Dedans ton(1) vaisseau
Conserve moi tes amours.
Chère mignonne.
Belle quand je reviendrai
Je t'épouserai.

2

Va, tu me perces le cœur
De m'annoncer ce malheur.
Voudrais-tu m'abandonner,
Et me quitter ?
Tu dois pourtant cher amant
Connaître mon zèle.
Me laissant dans l'embarras
Je cours au trépas.

3

Rassure toi de ma foi,
Belle, je n'aime que toi.
Tu connaîtras ton amant
Toujours constant.
Non, jamais d'autres beautés
Ne saurons me plaire.
Je te promets mon cher cœur
De faire ton bonheur.

4

Je crains que le mauvais temps
Ne fasse du changement
Lorsque la mer est agitée,
Vient à gronder,
L'on est fort embarrassé
Dans la nuit obscure.
Tu regretteras le moment
De l'embarquement.


(1) Mon serait plus cohérent avec le récit.

5

Le grand dieu des matelots
Gardera notre vaisseau.
Lui seul peut nous préserver
De tous ces dangers.
Va, nous serons gouvernés
Par un bon pilote
Qui nous conduira au port,
Fera ses efforts.

6

Adieu mon fidèle amant.
Que ce départ est surprenant,
Me causera aujourd'hui Des pleurs !
Ah quelle douleur
Ressouviens-toi, cher amant,
De ta maîtresse
Que tu laisses sans secours
Jusqu'à ton retour

7

Il faut donc vous dire adieu
Embrassons-nous tous les deux.
Que le départ est fâcheux.
Dans ce triste lieu
L'équipage est préparé.
J'entends que l'on m'appelle.
Adieu Louison, mon cœur
Je pars tout à l'heure.

8

Dieu, soyez mon protecteur.
De Colin mon serviteur
Vous pouvez le préserver
De tous les dangers.
Il me quitte en effet
L'objet que j'aime.
Mais je languirai toujours
Jusqu'à ton retour.

Même peine, sinon même motif

Cette troisième chanson évoquant l'amant en partance sur un vaisseau, dont on ne sait s'il est militaire ou commercial, ni pour quelle destination, car seulement menacé par d'éventuelles intempéries, ne peut être, aussi clairement que le texte n° 34, classé dans la catégorie des chansons du soldat. Pourtant son début "Adieu chère Louison, il faut partir tout de bon" évoque l'incipit "Adieu ma belle Louison, il faut nous quitter ma chère" du "Départ pour la guerre"(1), mais non maritime, que Tiersot a relevé à La Tour (village de Chamonix) dans un manuscrit de 1823, et retrouvé aussi à Bessans (Haute-Maurienne) ou Névache dans le Briançonnais. Le dernier vers du huitain ou septain de toute strophe qui découpe l'une ou l'autre chanson comparée compte cinq syllabes, mais le corps central de la métrique respective de chaque couplet diffère d'un vers pour pouvoir être porté par le même timbre, malgré l'affinité. L'esprit du texte de la présente chanson est voisin de celle dont l'incipit Adieu je vais m'engager, mais vers un objectif américain défini, a été recueilli par Servettaz en Savoie(2). Dans tous les cas les prénoms populaires des amantes désolées sur le quai du départ circonscrivent un genre folklorique qui s'est maintenu dans la tradition orale et dont les variantes semblent bâties sur des modèles très voisins.
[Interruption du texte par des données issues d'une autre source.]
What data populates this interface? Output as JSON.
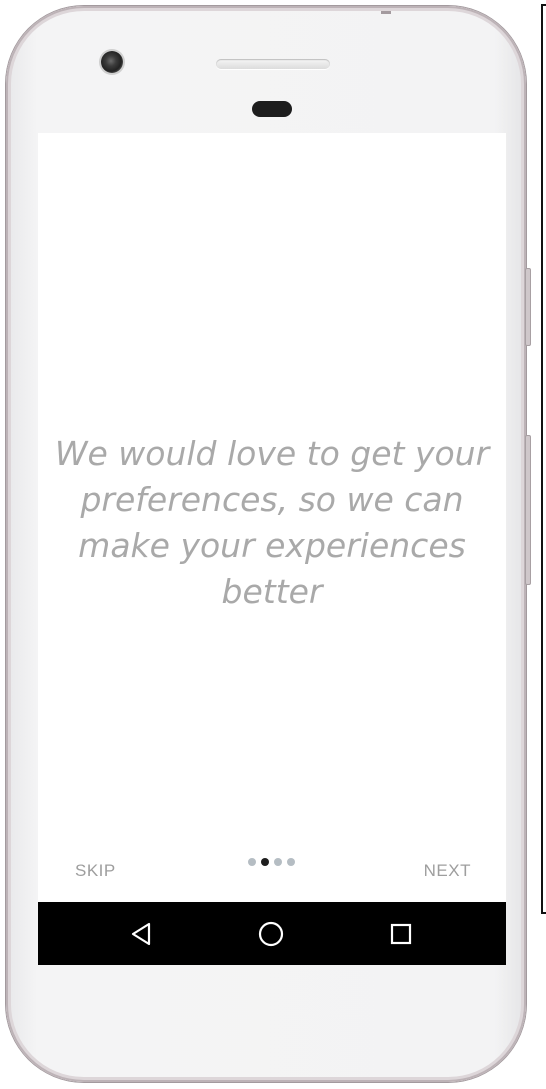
{
  "onboarding": {
    "message": "We would love to get your preferences, so we can make your experiences better",
    "skip_label": "SKIP",
    "next_label": "NEXT",
    "page_indicator": {
      "total": 4,
      "active_index": 1
    }
  },
  "navigation_bar": {
    "buttons": [
      {
        "name": "back",
        "icon": "back-triangle-icon"
      },
      {
        "name": "home",
        "icon": "home-circle-icon"
      },
      {
        "name": "recents",
        "icon": "recents-square-icon"
      }
    ]
  },
  "colors": {
    "message_text": "#a9a9a9",
    "action_text": "#9e9e9e",
    "dot_inactive": "#b5bdc3",
    "dot_active": "#1e1e1e",
    "nav_bar": "#000000",
    "screen_bg": "#ffffff"
  }
}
"Au large de l'ile de la Grenade, flotte anglaise et poissons volants", gouache de F.A.L. Dumoulin, musée du Vieux-Vevey.

(1) J. Tiersot, Chansons populaires recueillies dans les Alpes françaises, Paris-Grenoble, 1903, p. 406-407.
(2) C. Servettaz, Les chansons du soldat, CARE, Grenoble 1997, présentation D. Laborde et G. Delarue.